I rolled my eyes at Aphrodite. "Sorry, Grandma, Aphrodite and me."

"Mrs. Redbird, do you recognize the poem?" Aphrodite asked.

"Sweetheart, call me Grandma. And, no, I don't recognize it, as in having read it before. But I've heard of it, or at least I've heard of the myth, passed down from generation to generation in my people."

"Why did you freak out about the Tsi Sgili and the Kalona part?" I asked.

"They are Cherokee demons. Dark spirits of the worst type." Grandma hesitated, and I could hear her rustling around with something in the background. "Zoey, I'm going to light the smudge pot before we speak any more of these creatures. I'm using sage and lavender. I'll be fanning the smoke with a dove's feather while we talk. Zoeybird, I suggest you do the same."

I felt an awful jolt of surprise. Smudging had been used for hundreds of years in Cherokee rituals--especially when cleansing, purifying, or protection was needed. Grandma smudged and cleansed herself regularly--I'd grown up believing it was just a way of honoring the Great Spirit and of keeping my own spirit clean. But never in my life had Grandma ever felt the need to smudge at the mention of anyone or anything.

"Zoey, you should do it now," Grandma said sharply.

Chapter Twenty-two

As always, when Grandma told me to do something, I did it. "Okay, yeah. I'm going. I have a smudge stick in my room. I gotta run and get it." I gave Aphrodite a look and she nodded, shooing me toward the door with a hand flutter.

"Which herbs?" Grandma asked.

"White sage and lavender. It's the one I keep in my T-shirt drawer," I said.

"Good, good. That's good. It's personal to you, but its magic hasn't been released yet. Good."

I rushed back to Aphrodite's room.

"I got the pot part covered," Aphrodite said, handing me a lavender-colored bowl that was decorated with three-dimensional grapes and a vine that twined all the way around it. It was absolutely gorgeous and looked expensive and old. She shrugged her shoulders at me. "Yeah, it's expensive."
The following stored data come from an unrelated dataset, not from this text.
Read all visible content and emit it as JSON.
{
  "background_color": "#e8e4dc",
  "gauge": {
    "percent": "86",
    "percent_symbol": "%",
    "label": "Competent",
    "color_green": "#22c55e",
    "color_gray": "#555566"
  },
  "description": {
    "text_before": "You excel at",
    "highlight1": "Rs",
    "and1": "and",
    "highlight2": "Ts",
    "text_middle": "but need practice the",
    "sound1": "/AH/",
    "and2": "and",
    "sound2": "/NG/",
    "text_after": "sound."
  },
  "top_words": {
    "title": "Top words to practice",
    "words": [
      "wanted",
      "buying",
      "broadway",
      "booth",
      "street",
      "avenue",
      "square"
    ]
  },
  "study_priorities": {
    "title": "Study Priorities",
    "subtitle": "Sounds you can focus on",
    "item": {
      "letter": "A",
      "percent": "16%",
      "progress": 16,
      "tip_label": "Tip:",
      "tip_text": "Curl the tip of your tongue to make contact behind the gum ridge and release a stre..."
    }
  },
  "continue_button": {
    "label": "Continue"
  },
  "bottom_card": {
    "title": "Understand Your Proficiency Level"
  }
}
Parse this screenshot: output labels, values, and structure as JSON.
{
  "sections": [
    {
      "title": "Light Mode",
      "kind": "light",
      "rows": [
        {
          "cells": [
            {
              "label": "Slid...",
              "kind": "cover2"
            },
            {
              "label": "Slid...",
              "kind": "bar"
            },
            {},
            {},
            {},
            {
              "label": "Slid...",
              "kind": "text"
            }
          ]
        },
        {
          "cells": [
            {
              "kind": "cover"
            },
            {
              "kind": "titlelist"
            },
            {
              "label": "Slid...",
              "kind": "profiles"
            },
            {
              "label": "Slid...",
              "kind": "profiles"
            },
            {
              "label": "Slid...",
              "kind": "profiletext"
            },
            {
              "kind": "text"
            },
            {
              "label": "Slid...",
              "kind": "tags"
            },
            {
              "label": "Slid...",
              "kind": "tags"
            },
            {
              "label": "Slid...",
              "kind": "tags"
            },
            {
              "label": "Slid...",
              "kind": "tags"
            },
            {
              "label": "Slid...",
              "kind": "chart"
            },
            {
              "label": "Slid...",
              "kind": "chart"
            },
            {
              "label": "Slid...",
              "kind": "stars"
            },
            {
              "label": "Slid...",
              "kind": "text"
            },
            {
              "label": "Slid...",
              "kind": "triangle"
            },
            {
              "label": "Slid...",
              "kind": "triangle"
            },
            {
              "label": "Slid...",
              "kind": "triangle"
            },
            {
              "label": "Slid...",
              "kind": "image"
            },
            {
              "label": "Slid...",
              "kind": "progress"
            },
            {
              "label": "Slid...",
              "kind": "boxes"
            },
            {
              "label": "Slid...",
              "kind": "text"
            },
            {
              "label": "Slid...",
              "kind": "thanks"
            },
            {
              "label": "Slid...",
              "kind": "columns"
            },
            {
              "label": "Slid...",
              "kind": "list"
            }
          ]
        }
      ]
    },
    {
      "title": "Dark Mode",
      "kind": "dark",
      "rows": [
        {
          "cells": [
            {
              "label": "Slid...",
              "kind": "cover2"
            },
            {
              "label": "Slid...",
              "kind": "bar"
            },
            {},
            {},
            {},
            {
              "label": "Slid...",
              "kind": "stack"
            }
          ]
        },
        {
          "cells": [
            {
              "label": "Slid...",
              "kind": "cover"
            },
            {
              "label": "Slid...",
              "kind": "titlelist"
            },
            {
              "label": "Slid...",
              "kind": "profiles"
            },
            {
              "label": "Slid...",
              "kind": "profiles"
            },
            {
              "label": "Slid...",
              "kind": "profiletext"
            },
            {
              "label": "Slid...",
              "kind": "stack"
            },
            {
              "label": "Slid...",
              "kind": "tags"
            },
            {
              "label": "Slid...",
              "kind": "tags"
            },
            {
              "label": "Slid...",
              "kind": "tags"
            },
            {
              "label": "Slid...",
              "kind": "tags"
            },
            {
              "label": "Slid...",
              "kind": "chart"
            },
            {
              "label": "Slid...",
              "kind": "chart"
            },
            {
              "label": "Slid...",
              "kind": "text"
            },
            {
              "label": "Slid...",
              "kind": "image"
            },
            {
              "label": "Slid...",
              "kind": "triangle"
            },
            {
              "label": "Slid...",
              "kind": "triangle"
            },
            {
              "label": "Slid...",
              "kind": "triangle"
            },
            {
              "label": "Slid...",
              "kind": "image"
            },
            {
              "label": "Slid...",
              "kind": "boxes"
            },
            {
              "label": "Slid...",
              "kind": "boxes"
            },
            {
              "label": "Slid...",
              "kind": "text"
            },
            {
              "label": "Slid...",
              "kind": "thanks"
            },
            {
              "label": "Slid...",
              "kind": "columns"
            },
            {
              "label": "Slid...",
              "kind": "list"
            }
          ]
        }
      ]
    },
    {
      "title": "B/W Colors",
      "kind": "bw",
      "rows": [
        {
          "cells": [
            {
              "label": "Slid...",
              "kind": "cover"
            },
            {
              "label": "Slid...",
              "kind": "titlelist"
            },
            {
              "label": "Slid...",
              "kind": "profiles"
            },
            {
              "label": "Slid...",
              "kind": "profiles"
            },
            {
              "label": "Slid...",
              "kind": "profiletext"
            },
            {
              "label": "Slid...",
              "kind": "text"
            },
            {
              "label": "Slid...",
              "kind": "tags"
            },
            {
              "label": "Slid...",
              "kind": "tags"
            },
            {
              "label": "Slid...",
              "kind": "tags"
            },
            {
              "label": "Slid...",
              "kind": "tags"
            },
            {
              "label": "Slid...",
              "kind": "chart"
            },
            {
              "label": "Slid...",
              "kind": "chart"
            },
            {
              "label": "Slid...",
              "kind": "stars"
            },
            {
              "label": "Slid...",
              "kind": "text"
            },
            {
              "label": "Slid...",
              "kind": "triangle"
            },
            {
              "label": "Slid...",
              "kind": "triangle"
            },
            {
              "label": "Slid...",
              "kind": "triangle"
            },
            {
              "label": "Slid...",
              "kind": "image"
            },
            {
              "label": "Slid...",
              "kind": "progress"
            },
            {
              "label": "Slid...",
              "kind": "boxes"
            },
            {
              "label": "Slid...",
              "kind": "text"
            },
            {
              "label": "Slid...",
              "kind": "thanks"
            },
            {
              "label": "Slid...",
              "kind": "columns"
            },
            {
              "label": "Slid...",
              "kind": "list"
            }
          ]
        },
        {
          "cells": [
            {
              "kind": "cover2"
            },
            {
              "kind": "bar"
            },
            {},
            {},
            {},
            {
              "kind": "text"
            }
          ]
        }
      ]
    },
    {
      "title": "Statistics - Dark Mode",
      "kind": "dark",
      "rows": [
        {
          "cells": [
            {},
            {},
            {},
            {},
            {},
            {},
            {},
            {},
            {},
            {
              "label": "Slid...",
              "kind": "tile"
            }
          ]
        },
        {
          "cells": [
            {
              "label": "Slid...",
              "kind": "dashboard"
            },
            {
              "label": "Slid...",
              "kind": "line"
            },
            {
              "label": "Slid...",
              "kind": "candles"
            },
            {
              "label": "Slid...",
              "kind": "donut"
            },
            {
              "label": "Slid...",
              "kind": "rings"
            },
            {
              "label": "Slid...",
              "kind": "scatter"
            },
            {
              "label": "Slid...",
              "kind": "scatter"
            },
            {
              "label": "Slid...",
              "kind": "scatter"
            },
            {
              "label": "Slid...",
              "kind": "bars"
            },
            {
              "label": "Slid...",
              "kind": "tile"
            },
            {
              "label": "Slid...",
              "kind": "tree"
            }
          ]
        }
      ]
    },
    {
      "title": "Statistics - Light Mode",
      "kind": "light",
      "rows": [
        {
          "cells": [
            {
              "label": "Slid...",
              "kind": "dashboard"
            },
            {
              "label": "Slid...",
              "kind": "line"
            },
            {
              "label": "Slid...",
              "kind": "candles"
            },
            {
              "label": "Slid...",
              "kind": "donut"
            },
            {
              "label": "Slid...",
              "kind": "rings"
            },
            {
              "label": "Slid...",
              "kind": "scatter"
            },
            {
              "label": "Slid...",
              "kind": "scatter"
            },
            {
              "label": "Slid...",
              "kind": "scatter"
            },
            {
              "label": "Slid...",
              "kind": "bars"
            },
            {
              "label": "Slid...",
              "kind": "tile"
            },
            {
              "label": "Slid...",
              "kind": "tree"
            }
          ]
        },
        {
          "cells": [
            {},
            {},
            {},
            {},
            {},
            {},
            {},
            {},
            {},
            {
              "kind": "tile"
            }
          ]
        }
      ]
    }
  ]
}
I rolled my eyes at her. "Okay, I have the bowl, Grandma."

"Do you have a feather? From a peaceful bird, like the dove, or a protective bird, like a hawk or an eagle would be best."

"Uh, Grandma, no. I don't have any feathers." I looked questioningly at Aphrodite.

"No feathers here, either," she said.

"No matter, we can make do. Are you ready, Zoeybird?"

I waved the small wandlike stick of tightly woven dried herbs until the fire went out and smoke began to waft gently from it. Then I put it in the purple bowl and set it between us. "I'm ready. It's smoking perfectly."